This project evaluates how well different large language models (LLMs) process, analyze, and extract information from board-game rule texts. By testing models on real board games from the BoardGameGeek Hall of Fame, we assess their ability to interpret formal logic and adapt complex information to different contexts.
The primary objectives of this project are to:
- Evaluate explanation generation: Test LLMs' ability to extract fundamental game concepts and adapt them for different audiences (ages 7, 11, and 16)

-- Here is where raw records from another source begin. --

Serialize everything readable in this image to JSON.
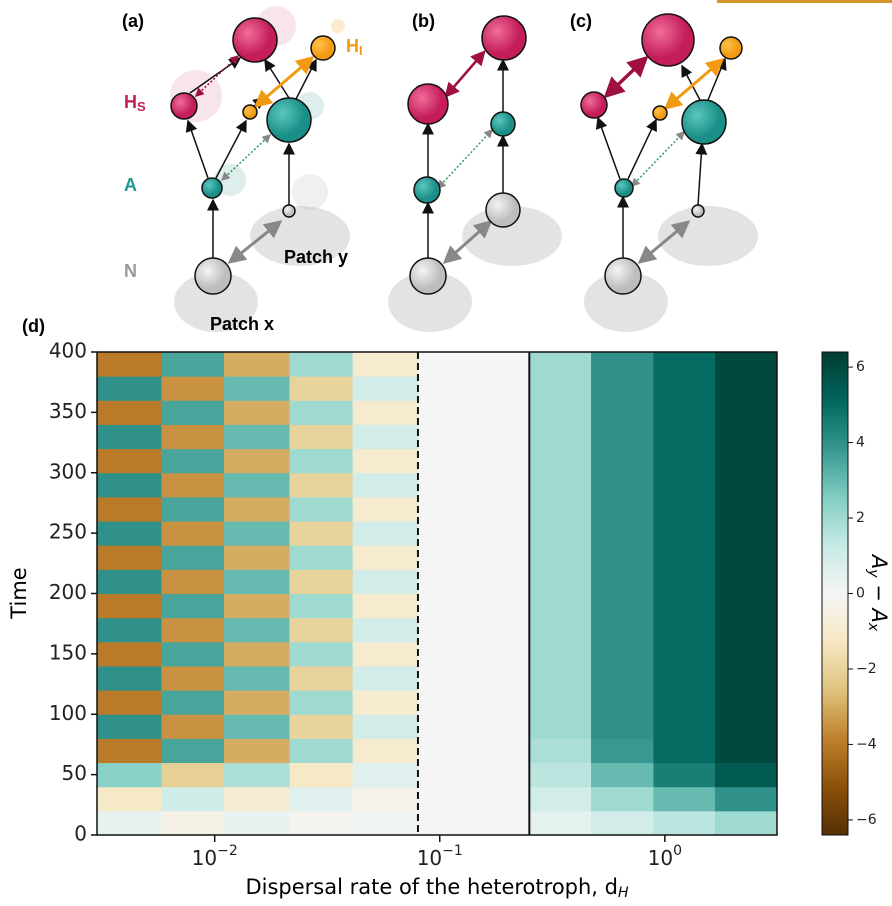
{
  "diagram": {
    "panel_a": "(a)",
    "panel_b": "(b)",
    "panel_c": "(c)",
    "panel_d": "(d)",
    "hs_main": "H",
    "hs_sub": "S",
    "hi_main": "H",
    "hi_sub": "I",
    "a_label": "A",
    "n_label": "N",
    "patch_y": "Patch y",
    "patch_x": "Patch x"
  },
  "chart_data": {
    "type": "heatmap",
    "x_label": "Dispersal rate of the heterotroph, d",
    "x_label_sub": "H",
    "y_label": "Time",
    "xscale": "log",
    "xlim": [
      0.003,
      3.15
    ],
    "ylim": [
      0,
      400
    ],
    "xticks": [
      {
        "value": 0.01,
        "label": "10−2"
      },
      {
        "value": 0.1,
        "label": "10−1"
      },
      {
        "value": 1,
        "label": "100"
      }
    ],
    "yticks": [
      0,
      50,
      100,
      150,
      200,
      250,
      300,
      350,
      400
    ],
    "x_edges": [
      0.003,
      0.0058,
      0.011,
      0.0215,
      0.041,
      0.08,
      0.25,
      0.47,
      0.89,
      1.67,
      3.15
    ],
    "y_edges": [
      0,
      20,
      40,
      60,
      80,
      100,
      120,
      140,
      160,
      180,
      200,
      220,
      240,
      260,
      280,
      300,
      320,
      340,
      360,
      380,
      400
    ],
    "z": [
      [
        0.4,
        -0.35,
        0.3,
        -0.2,
        0.1,
        0,
        0.5,
        1,
        1.5,
        2
      ],
      [
        -1.2,
        1.05,
        -0.9,
        0.6,
        -0.3,
        0,
        1,
        2,
        3,
        4
      ],
      [
        2.4,
        -2.1,
        1.8,
        -1.2,
        0.6,
        0,
        1.5,
        3,
        4.5,
        5.5
      ],
      [
        -4,
        3.5,
        -3,
        2,
        -1,
        0,
        1.8,
        3.8,
        5,
        6
      ],
      [
        4,
        -3.5,
        3,
        -2,
        1,
        0,
        2,
        4,
        5,
        6
      ],
      [
        -4,
        3.5,
        -3,
        2,
        -1,
        0,
        2,
        4,
        5,
        6
      ],
      [
        4,
        -3.5,
        3,
        -2,
        1,
        0,
        2,
        4,
        5,
        6
      ],
      [
        -4,
        3.5,
        -3,
        2,
        -1,
        0,
        2,
        4,
        5,
        6
      ],
      [
        4,
        -3.5,
        3,
        -2,
        1,
        0,
        2,
        4,
        5,
        6
      ],
      [
        -4,
        3.5,
        -3,
        2,
        -1,
        0,
        2,
        4,
        5,
        6
      ],
      [
        4,
        -3.5,
        3,
        -2,
        1,
        0,
        2,
        4,
        5,
        6
      ],
      [
        -4,
        3.5,
        -3,
        2,
        -1,
        0,
        2,
        4,
        5,
        6
      ],
      [
        4,
        -3.5,
        3,
        -2,
        1,
        0,
        2,
        4,
        5,
        6
      ],
      [
        -4,
        3.5,
        -3,
        2,
        -1,
        0,
        2,
        4,
        5,
        6
      ],
      [
        4,
        -3.5,
        3,
        -2,
        1,
        0,
        2,
        4,
        5,
        6
      ],
      [
        -4,
        3.5,
        -3,
        2,
        -1,
        0,
        2,
        4,
        5,
        6
      ],
      [
        4,
        -3.5,
        3,
        -2,
        1,
        0,
        2,
        4,
        5,
        6
      ],
      [
        -4,
        3.5,
        -3,
        2,
        -1,
        0,
        2,
        4,
        5,
        6
      ],
      [
        4,
        -3.5,
        3,
        -2,
        1,
        0,
        2,
        4,
        5,
        6
      ],
      [
        -4,
        3.5,
        -3,
        2,
        -1,
        0,
        2,
        4,
        5,
        6
      ]
    ],
    "vlines": [
      {
        "x": 0.08,
        "style": "dashed"
      },
      {
        "x": 0.25,
        "style": "solid"
      }
    ],
    "colormap": "BrBG",
    "clim": [
      -6.4,
      6.4
    ],
    "colorbar_ticks": [
      {
        "value": -6,
        "label": "−6"
      },
      {
        "value": -4,
        "label": "−4"
      },
      {
        "value": -2,
        "label": "−2"
      },
      0,
      2,
      4,
      6
    ],
    "colorbar_label": {
      "main1": "A",
      "sub1": "y",
      "op": " − ",
      "main2": "A",
      "sub2": "x"
    }
  }
}
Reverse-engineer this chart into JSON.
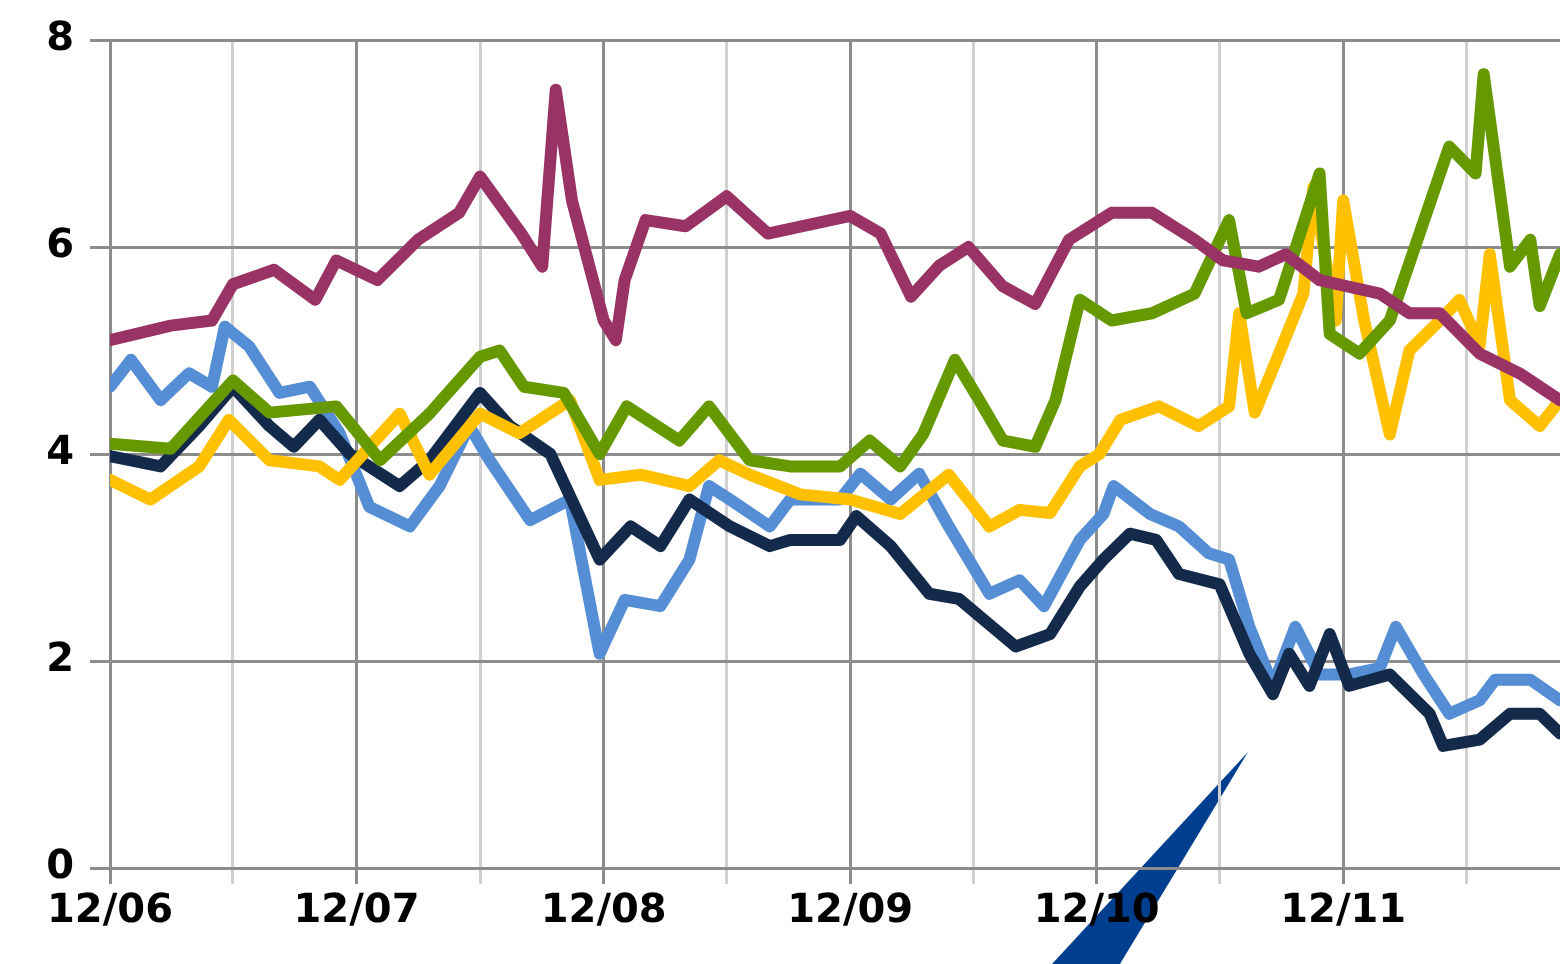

- Assess error detection: Determine how well models can identify missing or contradictory information in rule texts
- Estimate game properties: Compare model predictions of game complexity, optimal player count, mechanics, and duration against BoardGameGeek data
This study compares three open-source LLMs:
- LLaMA
- Gemma
- Qwen
Rules from 5 board games (subset of BoardGameGeek Hall of Fame):
- 7 Wonders
- Catan
- Dominion
- Power Grid
- Ticket to Ride
Models generate age-appropriate explanations evaluated on readability (SMOG, Flesch-Kincaid, Dale-Chall), completeness (rule coverage), and conciseness (compression ratio).
Models identify intentional flaws in rule texts across 5 difficulty levels: original, missing rules, contradictions, incoherent combinations, and game-breaking mechanics.
Models estimate game mechanics, complexity, optimal player count, and duration, with results validated against BoardGameGeek data.
- Models show strong performance in rule extraction and player count estimation
- Error detection capabilities are limited, especially for subtle inconsistencies
- Smaller model size is a significant constraint for complex logical reasoning
- Duration estimation remains unreliable across all tested models
Parts of this project have been developed with the assistance of OpenAI's ChatGPT (GPT-oss). AI was used to summarize ideas, generate code for some visualization (marked with a comment), rephrasing, help restructure data for the report tables and generate this README. All content produced with AI assistance has been carefully reviewed, edited, and validated by me. I take full responsibility for the final content and its accuracy.